On Friday, Governor Cuomo signed Senate Bill S6746, which increases the speed farm equipment operators can drive machinery on state roads.

State Sen. Pam Helming introduced the bill in June 2017 because new pieces of equipment “are being designed to travel at speeds above 25 mph and some are even designed to travel at speeds greater than 35 mph,” the bill says.

Previous law kept farm equipment speeds to 25 mph (40 km/h). Now that the government passed the bill, farm machinery can travel up to 35 mph (56 km/h).

The law will take effect in about 90 days, and farm machinery will still require slow-moving vehicle signs.

The bill also directs the transportation commissioner to develop a new symbol that can be affixed to farm, construction and other slow-moving vehicles along with the orange triangle. The symbol should alert motorists of how fast the equipment can travel.

Lawmakers hope allowing equipment to travel faster and new symbols will help decrease the frequency of accidents.

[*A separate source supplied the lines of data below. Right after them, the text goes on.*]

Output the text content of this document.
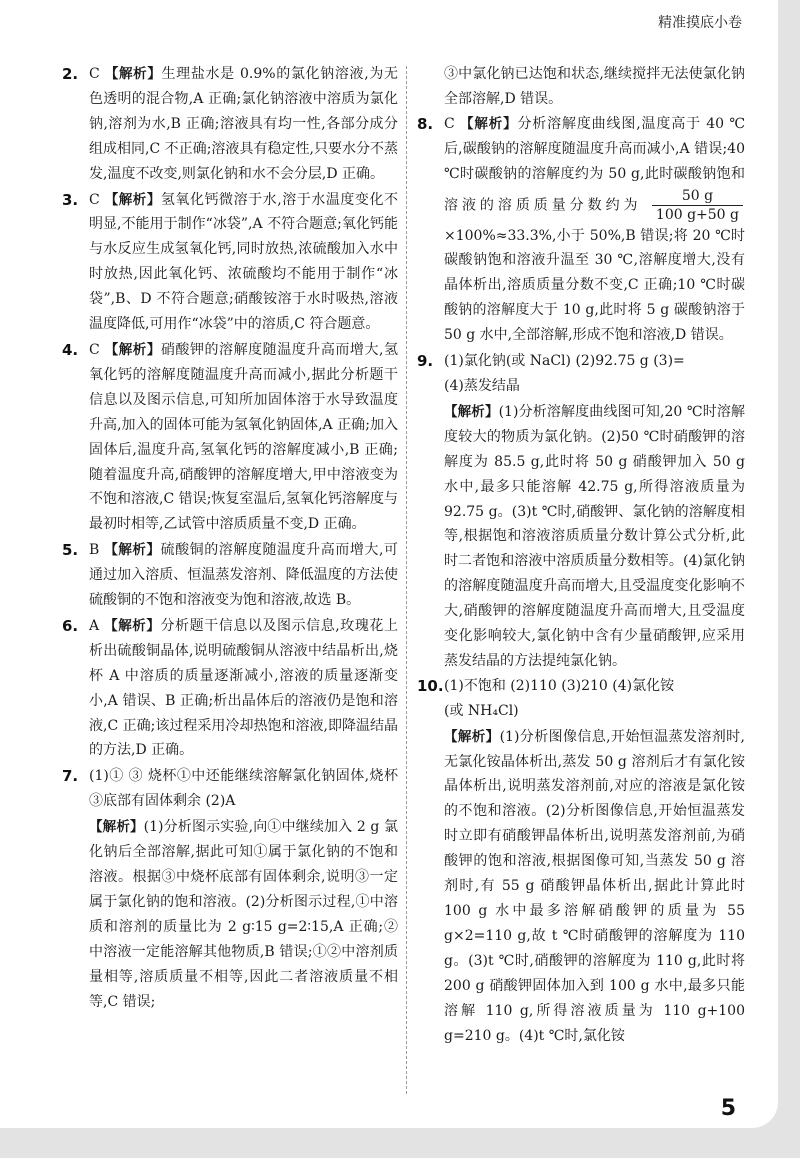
精准摸底小卷
2. C 【解析】生理盐水是 0.9%的氯化钠溶液,为无色透明的混合物,A 正确;氯化钠溶液中溶质为氯化钠,溶剂为水,B 正确;溶液具有均一性,各部分成分组成相同,C 不正确;溶液具有稳定性,只要水分不蒸发,温度不改变,则氯化钠和水不会分层,D 正确。
3. C 【解析】氢氧化钙微溶于水,溶于水温度变化不明显,不能用于制作“冰袋”,A 不符合题意;氧化钙能与水反应生成氢氧化钙,同时放热,浓硫酸加入水中时放热,因此氧化钙、浓硫酸均不能用于制作“冰袋”,B、D 不符合题意;硝酸铵溶于水时吸热,溶液温度降低,可用作“冰袋”中的溶质,C 符合题意。
4. C 【解析】硝酸钾的溶解度随温度升高而增大,氢氧化钙的溶解度随温度升高而减小,据此分析题干信息以及图示信息,可知所加固体溶于水导致温度升高,加入的固体可能为氢氧化钠固体,A 正确;加入固体后,温度升高,氢氧化钙的溶解度减小,B 正确;随着温度升高,硝酸钾的溶解度增大,甲中溶液变为不饱和溶液,C 错误;恢复室温后,氢氧化钙溶解度与最初时相等,乙试管中溶质质量不变,D 正确。
5. B 【解析】硫酸铜的溶解度随温度升高而增大,可通过加入溶质、恒温蒸发溶剂、降低温度的方法使硫酸铜的不饱和溶液变为饱和溶液,故选 B。
6. A 【解析】分析题干信息以及图示信息,玫瑰花上析出硫酸铜晶体,说明硫酸铜从溶液中结晶析出,烧杯 A 中溶质的质量逐渐减小,溶液的质量逐渐变小,A 错误、B 正确;析出晶体后的溶液仍是饱和溶液,C 正确;该过程采用冷却热饱和溶液,即降温结晶的方法,D 正确。
7. (1)① ③ 烧杯①中还能继续溶解氯化钠固体,烧杯③底部有固体剩余 (2)A

【解析】(1)分析图示实验,向①中继续加入 2 g 氯化钠后全部溶解,据此可知①属于氯化钠的不饱和溶液。根据③中烧杯底部有固体剩余,说明③一定属于氯化钠的饱和溶液。(2)分析图示过程,①中溶质和溶剂的质量比为 2 g∶15 g=2∶15,A 正确;②中溶液一定能溶解其他物质,B 错误;①②中溶剂质量相等,溶质质量不相等,因此二者溶液质量不相等,C 错误;

③中氯化钠已达饱和状态,继续搅拌无法使氯化钠全部溶解,D 错误。

8. C 【解析】分析溶解度曲线图,温度高于 40 ℃后,碳酸钠的溶解度随温度升高而减小,A 错误;40 ℃时碳酸钠的溶解度约为 50 g,此时碳酸钠饱和溶液的溶质质量分数约为 $\frac{50 g}{100 g+50 g}$
×100%≈33.3%,小于 50%,B 错误;将 20 ℃时碳酸钠饱和溶液升温至 30 ℃,溶解度增大,没有晶体析出,溶质质量分数不变,C 正确;10 ℃时碳酸钠的溶解度大于 10 g,此时将 5 g 碳酸钠溶于 50 g 水中,全部溶解,形成不饱和溶液,D 错误。
9. (1)氯化钠(或 NaCl) (2)92.75 g (3)=
(4)蒸发结晶

【解析】(1)分析溶解度曲线图可知,20 ℃时溶解度较大的物质为氯化钠。(2)50 ℃时硝酸钾的溶解度为 85.5 g,此时将 50 g 硝酸钾加入 50 g 水中,最多只能溶解 42.75 g,所得溶液质量为 92.75 g。(3)t ℃时,硝酸钾、氯化钠的溶解度相等,根据饱和溶液溶质质量分数计算公式分析,此时二者饱和溶液中溶质质量分数相等。(4)氯化钠的溶解度随温度升高而增大,且受温度变化影响不大,硝酸钾的溶解度随温度升高而增大,且受温度变化影响较大,氯化钠中含有少量硝酸钾,应采用蒸发结晶的方法提纯氯化钠。

10. (1)不饱和 (2)110 (3)210 (4)氯化铵
(或 NH₄Cl)

【解析】(1)分析图像信息,开始恒温蒸发溶剂时,无氯化铵晶体析出,蒸发 50 g 溶剂后才有氯化铵晶体析出,说明蒸发溶剂前,对应的溶液是氯化铵的不饱和溶液。(2)分析图像信息,开始恒温蒸发时立即有硝酸钾晶体析出,说明蒸发溶剂前,为硝酸钾的饱和溶液,根据图像可知,当蒸发 50 g 溶剂时,有 55 g 硝酸钾晶体析出,据此计算此时 100 g 水中最多溶解硝酸钾的质量为 55 g×2=110 g,故 t ℃时硝酸钾的溶解度为 110 g。(3)t ℃时,硝酸钾的溶解度为 110 g,此时将 200 g 硝酸钾固体加入到 100 g 水中,最多只能溶解 110 g,所得溶液质量为 110 g+100 g=210 g。(4)t ℃时,氯化铵

5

“Motorists fail to adequately react and respond to when they’re driving around farm equipment,” Helming told Finger Lakes Daily News. “Allowing farm equipment to travel a little faster on our roads may help with that.”

Tractor-related incidents accounted for 13 of 27 farm-related fatalities in 2010, the New York Center for Agricultural Medicine & Health says. Nine were rollovers and four were runover incidents.

A commitment to safety, however, requires cooperation from farmers and motorists.

Vehicle and equipment operators need to be on the same page, said Thor Oechsner, a cash crop producer from Newfield, N.Y.

“I think the speed increase is fine as long as everyone learns to be careful,” he told Farms.com. “Motorists seem to be in such a rush to save 30 seconds that they’re willing to put their lives and (farmers’) lives on the line. If everyone learns to take safety seriously, then this speed increase shouldn’t be a big deal.”